Wal-Mart faces uphill battle as sales rise, but profit margin sinks  The steep discounts Wal-Mart offered customers in an attempt to entice them to spend more money at its stores helped drive revenue higher, but the retail giant said its profits fell when it reported its third quarter financial results on Tuesday.

Sales at Arkansas-based Wal-Mart remained tepid in the company's latest quarter, which ended on October 31. Wal-Mart executives said net sales for the quarter rose 9 percent from the same time the year prior, hitting $109.5 billion. What's more, the company asserted $2.1 billion in net sales in the quarter resulted from acquisitions the firm made in both the United Kingdom and South Africa.

Company officials have worked to reverse lackluster sales at U.S. stores open at least a year. Wal-Mart's customer base has struggled in the wake of a recession that spurred widespread foreclosures in the U.S. and has thus far resulted in the loss of more than 8 million jobs. A decline in confidence prompted reduced consumer spending figures, as Americans scaled back their purchases of everyday items including milk.

The recession incongruously affected low-income earners, negatively impacting their disposable income. Wal-Mart's higher sales in the quarter largely resulted from its slashing the prices of many popular consumer items. The sales and markdowns drove earnings higher, but the company's profit margin suffered, with business costs eating into the added revenue.

The New York Times reports while low-income consumers have cut their purchases of even basic items, luxury shoppers are increasingly paying full prices for designer shoes and handbags and expensive automobiles, among other items. Sales at Saks Fifth Avenue, the upscale department store, surpassed levels logged before the recession hit, underscoring what company chairman and chief executive Stephen I. Sadove described as a "bifurcated market."

Overall U.S. retail sales in October climbed 0.5 percent from the month before, according to Commerce Department data. Economists are forecasting consumer confidence will slow over the coming months, as consumers stop dipping into their savings and opt instead to use their personal income.
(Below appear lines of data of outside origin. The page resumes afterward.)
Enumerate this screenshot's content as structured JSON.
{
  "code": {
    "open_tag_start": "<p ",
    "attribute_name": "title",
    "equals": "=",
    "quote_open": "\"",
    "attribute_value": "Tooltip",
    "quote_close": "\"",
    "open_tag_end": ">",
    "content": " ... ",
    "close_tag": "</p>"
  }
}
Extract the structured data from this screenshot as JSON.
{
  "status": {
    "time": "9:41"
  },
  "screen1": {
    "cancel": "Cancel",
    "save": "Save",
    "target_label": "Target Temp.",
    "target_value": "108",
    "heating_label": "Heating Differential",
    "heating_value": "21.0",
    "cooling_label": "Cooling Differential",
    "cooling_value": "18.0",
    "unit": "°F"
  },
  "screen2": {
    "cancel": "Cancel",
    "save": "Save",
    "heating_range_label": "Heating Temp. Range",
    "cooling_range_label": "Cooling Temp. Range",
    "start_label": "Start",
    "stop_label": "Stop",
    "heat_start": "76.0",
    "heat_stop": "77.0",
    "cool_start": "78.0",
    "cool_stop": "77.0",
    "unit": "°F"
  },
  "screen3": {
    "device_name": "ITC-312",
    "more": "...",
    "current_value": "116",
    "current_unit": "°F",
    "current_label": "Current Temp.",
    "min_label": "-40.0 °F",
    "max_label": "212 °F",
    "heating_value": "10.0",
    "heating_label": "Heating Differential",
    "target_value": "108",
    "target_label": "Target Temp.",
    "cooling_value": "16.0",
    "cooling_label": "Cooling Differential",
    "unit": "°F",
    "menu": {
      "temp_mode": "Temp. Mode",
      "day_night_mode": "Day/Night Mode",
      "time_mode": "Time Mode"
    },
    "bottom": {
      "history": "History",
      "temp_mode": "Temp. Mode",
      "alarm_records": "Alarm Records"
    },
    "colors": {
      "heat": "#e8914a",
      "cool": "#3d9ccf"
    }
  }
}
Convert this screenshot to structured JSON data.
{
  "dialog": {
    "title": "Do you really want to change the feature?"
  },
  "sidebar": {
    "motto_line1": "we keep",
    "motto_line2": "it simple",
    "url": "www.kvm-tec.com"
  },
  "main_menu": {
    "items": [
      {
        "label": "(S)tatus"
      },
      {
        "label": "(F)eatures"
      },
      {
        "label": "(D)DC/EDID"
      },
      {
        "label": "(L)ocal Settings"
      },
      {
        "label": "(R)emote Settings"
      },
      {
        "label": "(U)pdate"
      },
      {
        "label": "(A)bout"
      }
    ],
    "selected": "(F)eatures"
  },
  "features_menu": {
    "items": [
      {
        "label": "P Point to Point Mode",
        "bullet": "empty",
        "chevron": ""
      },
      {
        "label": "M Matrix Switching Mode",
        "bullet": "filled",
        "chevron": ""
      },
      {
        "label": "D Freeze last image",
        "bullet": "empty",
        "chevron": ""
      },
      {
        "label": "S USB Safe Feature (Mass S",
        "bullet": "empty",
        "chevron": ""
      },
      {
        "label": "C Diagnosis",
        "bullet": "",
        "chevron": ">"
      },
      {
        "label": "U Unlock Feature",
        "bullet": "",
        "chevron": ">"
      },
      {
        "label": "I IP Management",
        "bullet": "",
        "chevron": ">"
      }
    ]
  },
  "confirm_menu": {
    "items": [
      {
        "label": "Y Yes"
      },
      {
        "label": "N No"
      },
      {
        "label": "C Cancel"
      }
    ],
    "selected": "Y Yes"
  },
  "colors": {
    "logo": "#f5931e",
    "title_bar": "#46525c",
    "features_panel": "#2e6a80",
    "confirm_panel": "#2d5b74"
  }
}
Wal-Mart's fortunes are tied to the broader economy, and analysts are projecting the company will suffer a hit in the next quarter, especially following the holiday shopping season. The soaring prices of many raw materials has driven business costs higher, and Wal-Mart is loath to raise prices, as executives contend it would likely cause sales to dip.

"Our customers are still feeling pressured to reduce expenses wherever they can," Wal-Mart chief executive William S. Simon said. "Cost increases in numerous categories were not passed on to our customers in the form of increased prices."